Where the only injury alleged was the denial of discharge, the debtors’ legal malpractice cause of action against their bankruptcy attorneys did not arise pre-petition and, therefore, was not part of the bankruptcy estate. Church Joint Venture v. Blasingame, No. 18-8017 (B.A.P. 6th Cir. April 5, 2019).
The debtors’ bankruptcy attorneys committed malpractice prior to and during the course of the debtors’ chapter 7 case, resulting in denial of discharge. The debtors sued their attorneys for malpractice in state court, and the bankruptcy court granted creditor, Church Joint Venture (CJV), derivative status to pursue a malpractice action in the bankruptcy court on behalf of the estate based on the same conduct. CJV filed an adversary complaint and sought a declaratory judgment that the cause of action for malpractice constituted estate property. On cross-motions for summary judgment, the bankruptcy court found that the cause of action arose post-petition and, therefore, belonged to the debtors rather than the estate.
CJV appealed to the bankruptcy appellate panel for the Sixth Circuit.
Relying on Underhill v.
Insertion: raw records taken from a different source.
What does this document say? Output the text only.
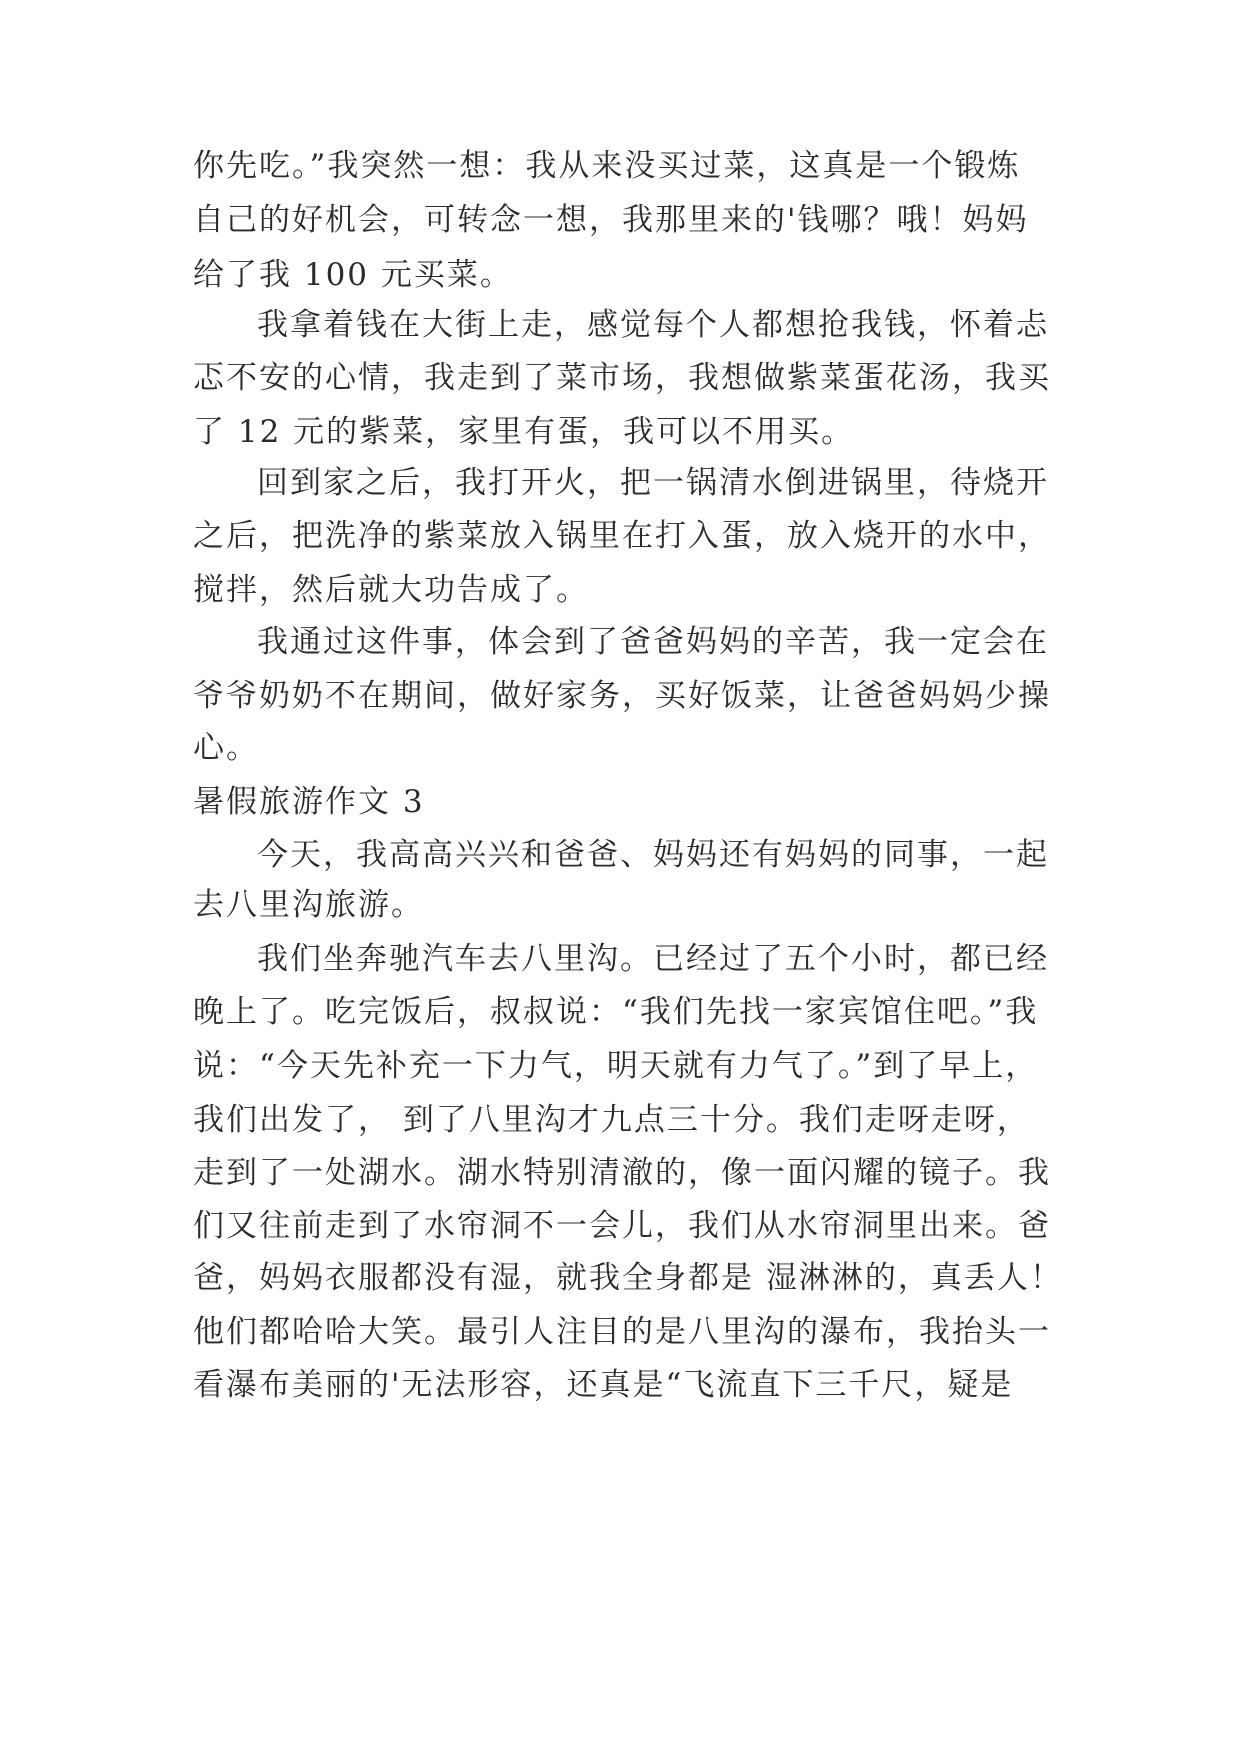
你先吃。”我突然一想：我从来没买过菜，这真是一个锻炼

自己的好机会，可转念一想，我那里来的'钱哪？哦！妈妈

给了我 100 元买菜。

我拿着钱在大街上走，感觉每个人都想抢我钱，怀着忐

忑不安的心情，我走到了菜市场，我想做紫菜蛋花汤，我买

了 12 元的紫菜，家里有蛋，我可以不用买。

回到家之后，我打开火，把一锅清水倒进锅里，待烧开

之后，把洗净的紫菜放入锅里在打入蛋，放入烧开的水中，

搅拌，然后就大功告成了。

我通过这件事，体会到了爸爸妈妈的辛苦，我一定会在

爷爷奶奶不在期间，做好家务，买好饭菜，让爸爸妈妈少操

心。

暑假旅游作文 3

今天，我高高兴兴和爸爸、妈妈还有妈妈的同事，一起

去八里沟旅游。

我们坐奔驰汽车去八里沟。已经过了五个小时，都已经

晚上了。吃完饭后，叔叔说：“我们先找一家宾馆住吧。”我

说：“今天先补充一下力气，明天就有力气了。”到了早上，

我们出发了， 到了八里沟才九点三十分。我们走呀走呀，

走到了一处湖水。湖水特别清澈的，像一面闪耀的镜子。我

们又往前走到了水帘洞不一会儿，我们从水帘洞里出来。爸

爸，妈妈衣服都没有湿，就我全身都是 湿淋淋的，真丢人！

他们都哈哈大笑。最引人注目的是八里沟的瀑布，我抬头一

看瀑布美丽的'无法形容，还真是“飞流直下三千尺，疑是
Huntington National Bank (In re Underhill), 579 F. App’x 480 (6th Cir. 2014), the panel affirmed.
The panel began with the premise that, while property interests are determined by state law, federal law determines if and when those property interests become part of the bankruptcy estate. Here, the parties agreed that even though some of the conduct giving rise to the malpractice action took place pre-petition, the debtors did not suffer an injury until they were denied discharge. The panel found that, based on these facts, the debtors did not have a cause of action against the malpractice defendants at the time they filed their petition.
CJV argued that the bankruptcy court erred in looking at when the cause of action accrued under state law instead of looking to when the conduct leading to the denial of discharge took place. It maintained that, because some of that conduct took place prior to the bankruptcy petition, the cause of action was sufficiently rooted in the pre-petition past to render it part of the bankruptcy estate. The panel disagreed. In Underhill, the Sixth Circuit held that pre-petition conduct alone will not root a cause of action in the pre-bankruptcy past but that there must be a pre-petition violation: “[t]hat is, a cause of action qualifies as bankruptcy estate property only if the claimant suffered a pre-petition injury.” Underhill, 579 F. App’x at 482-83. Here, the only injury was the denial of discharge – a post-petition event.
For the same reason, the panel rejected CJV’s argument that the bankruptcy court should have split the complaint into pre- and post-petition causes of action and allowed the pre-petition cause of action to go forward. The panel found that, in the absence of injury, there was no pre-petition cause of action.
CJV has appealed to the Sixth Circuit. Church Joint Venture v. Blasingame, No. 19-5505 (6th Cir., filed, May 10. 2019).